Il Cilento incontra la Palestina. Dal 6 al 13 settembre ad Ascea torna il campeggio organizzato con alcune famiglie palestinesi residenti in Campania, dopo la prima esperienza realizzata lo scorso giugno. Un’iniziativa pensata come occasione di incontro tra famiglie che vivono in diverse località della regione e la comunità cilentana, ma anche come momento di confronto sulle condizioni di chi è stato costretto all’esilio e ha perso familiari, amici e la propria casa.

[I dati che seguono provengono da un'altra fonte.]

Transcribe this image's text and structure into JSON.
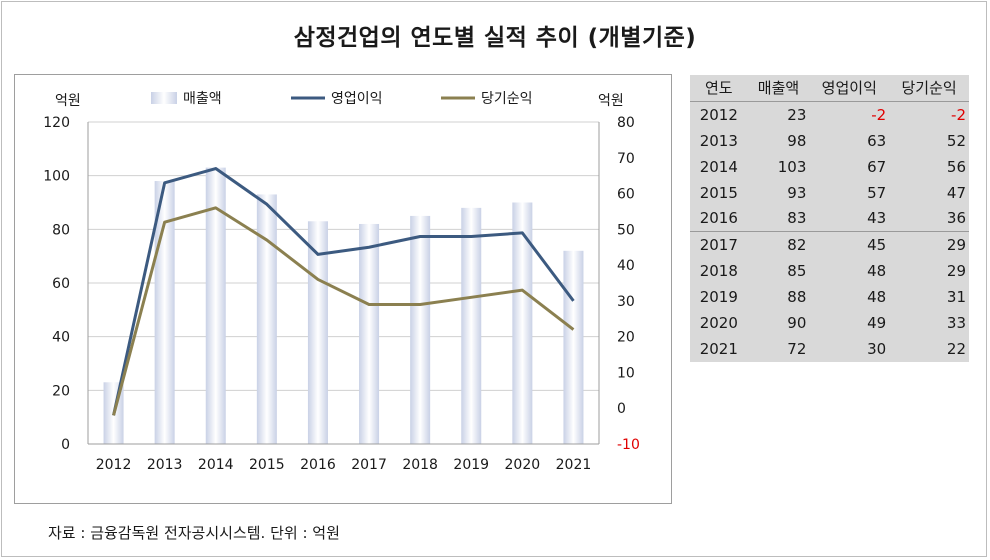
{
  "title": "삼정건업의 연도별 실적 추이 (개별기준)",
  "source": "자료 : 금융감독원 전자공시시스템. 단위 : 억원",
  "chart_data": {
    "type": "bar+line",
    "categories": [
      "2012",
      "2013",
      "2014",
      "2015",
      "2016",
      "2017",
      "2018",
      "2019",
      "2020",
      "2021"
    ],
    "left_axis": {
      "label": "억원",
      "min": 0,
      "max": 120,
      "ticks": [
        0,
        20,
        40,
        60,
        80,
        100,
        120
      ]
    },
    "right_axis": {
      "label": "억원",
      "min": -10,
      "max": 80,
      "ticks": [
        -10,
        0,
        10,
        20,
        30,
        40,
        50,
        60,
        70,
        80
      ]
    },
    "legend_position": "top",
    "series": [
      {
        "name": "매출액",
        "type": "bar",
        "axis": "left",
        "values": [
          23,
          98,
          103,
          93,
          83,
          82,
          85,
          88,
          90,
          72
        ]
      },
      {
        "name": "영업이익",
        "type": "line",
        "axis": "right",
        "color": "#3c5a80",
        "values": [
          -2,
          63,
          67,
          57,
          43,
          45,
          48,
          48,
          49,
          30
        ]
      },
      {
        "name": "당기순익",
        "type": "line",
        "axis": "right",
        "color": "#8b8050",
        "values": [
          -2,
          52,
          56,
          47,
          36,
          29,
          29,
          31,
          33,
          22
        ]
      }
    ]
  },
  "table": {
    "headers": [
      "연도",
      "매출액",
      "영업이익",
      "당기순익"
    ],
    "rows": [
      [
        "2012",
        "23",
        "-2",
        "-2"
      ],
      [
        "2013",
        "98",
        "63",
        "52"
      ],
      [
        "2014",
        "103",
        "67",
        "56"
      ],
      [
        "2015",
        "93",
        "57",
        "47"
      ],
      [
        "2016",
        "83",
        "43",
        "36"
      ],
      [
        "2017",
        "82",
        "45",
        "29"
      ],
      [
        "2018",
        "85",
        "48",
        "29"
      ],
      [
        "2019",
        "88",
        "48",
        "31"
      ],
      [
        "2020",
        "90",
        "49",
        "33"
      ],
      [
        "2021",
        "72",
        "30",
        "22"
      ]
    ]
  },
  "colors": {
    "negative": "#e00000",
    "table_bg": "#d9d9d9"
  }
}
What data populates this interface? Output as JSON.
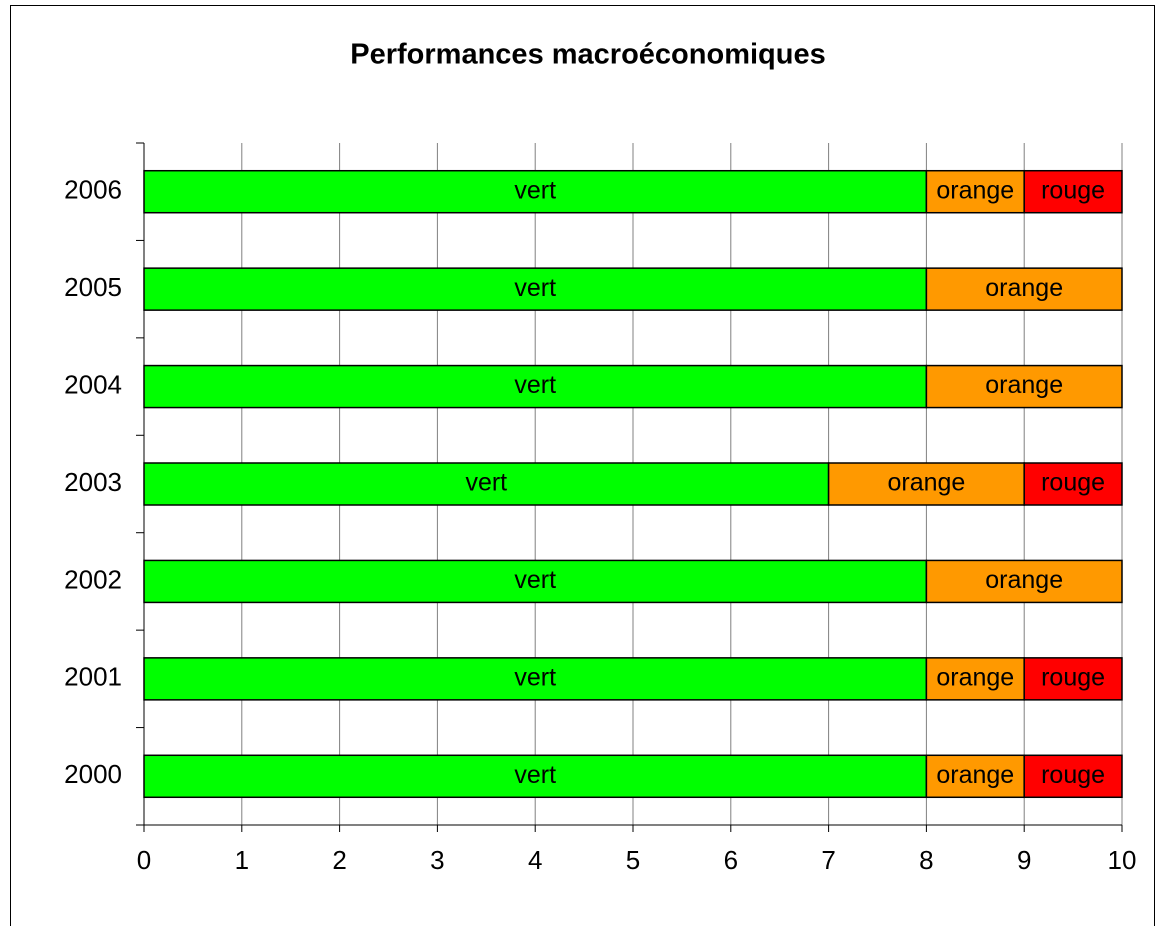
{
  "chart_data": {
    "type": "stacked-bar-horizontal",
    "title": "Performances macroéconomiques",
    "categories": [
      "2000",
      "2001",
      "2002",
      "2003",
      "2004",
      "2005",
      "2006"
    ],
    "series": [
      {
        "name": "vert",
        "color": "#00ff00",
        "values": [
          8,
          8,
          8,
          7,
          8,
          8,
          8
        ]
      },
      {
        "name": "orange",
        "color": "#ff9900",
        "values": [
          1,
          1,
          2,
          2,
          2,
          2,
          1
        ]
      },
      {
        "name": "rouge",
        "color": "#ff0000",
        "values": [
          1,
          1,
          0,
          1,
          0,
          0,
          1
        ]
      }
    ],
    "xlim": [
      0,
      10
    ],
    "xticks": [
      0,
      1,
      2,
      3,
      4,
      5,
      6,
      7,
      8,
      9,
      10
    ],
    "grid": true
  }
}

Le famiglie coinvolte sono arrivate in Italia attraverso corridoi umanitari per sottoporsi a cure sanitarie urgenti e sono oggi accolte in diverse località della Campania. Secondo quanto riferiscono i promotori, per loro è prevista l’accoglienza ordinaria, diversamente da quanto avvenuto per i profughi ucraini, per i quali è stato predisposto un sistema integrativo all’accoglienza ordinaria, con misure volte, tra l’altro, a favorire i ricongiungimenti familiari e un’accoglienza diffusa.
«Come cittadine e cittadini campani, sconvolti dal genocidio in atto, stiamo provando a dare sostegno a queste famiglie come possiamo, anche sotto l’aspetto pratico, per le numerose difficoltà di ogni giorno», spiegano le attiviste del gruppo promotore. «Una rete dal basso, per provare a fare qualcosa di concreto».
L’iniziativa è promossa dal gruppo Sostegno alle Famiglie Palestinesi residenti in Campania, al quale aderiscono diverse realtà associative regionali, in collaborazione con la Comunità Arabo-Palestinese di Salerno. Il programma, spiegano gli organizzatori, punta ad avere una valenza sia sociale sia politica.
«Il campeggio non è solamente un momento di incontro tra le famiglie palestinesi che vivono distanti tra loro e che incontrano enormi difficoltà per vedersi – sottolineano – ma per noi rappresenta anche un atto politico, un modo di fare comunità con chi è sopravvissuto alla guerra e alla violenza. Abbiamo scelto di non restare indifferenti. Palestina e Cilento camminano insieme, sognando un mondo migliore».
Nel corso della settimana sono previste diverse attività, tra laboratori creativi per adulti e bambini, momenti di confronto e testimonianze.
Tra gli appuntamenti, martedì 8 settembre, a Marina di Ascea, è in programma l’evento “Radici di libertà, ali di speranza”, patrocinato dal Comune di Ascea, durante il quale sarà piantato un ulivo, scelto come simbolo di resistenza e pace.
L’11 settembre il Comune di San Giovanni a Piro incontrerà le famiglie palestinesi nell’ambito dell’iniziativa “San Giovanni a Piro incontra la Palestina”.
Il 13 settembre, infine, a Capaccio, presso Casa del Geco, si terrà “Yoga per Gaza”, iniziativa a offerta libera il cui ricavato sarà destinato al sostegno delle famiglie palestinesi.
Per sostenere la raccolta fondi promossa dagli organizzatori è possibile contribuire attraverso la piattaforma BuonaCausa.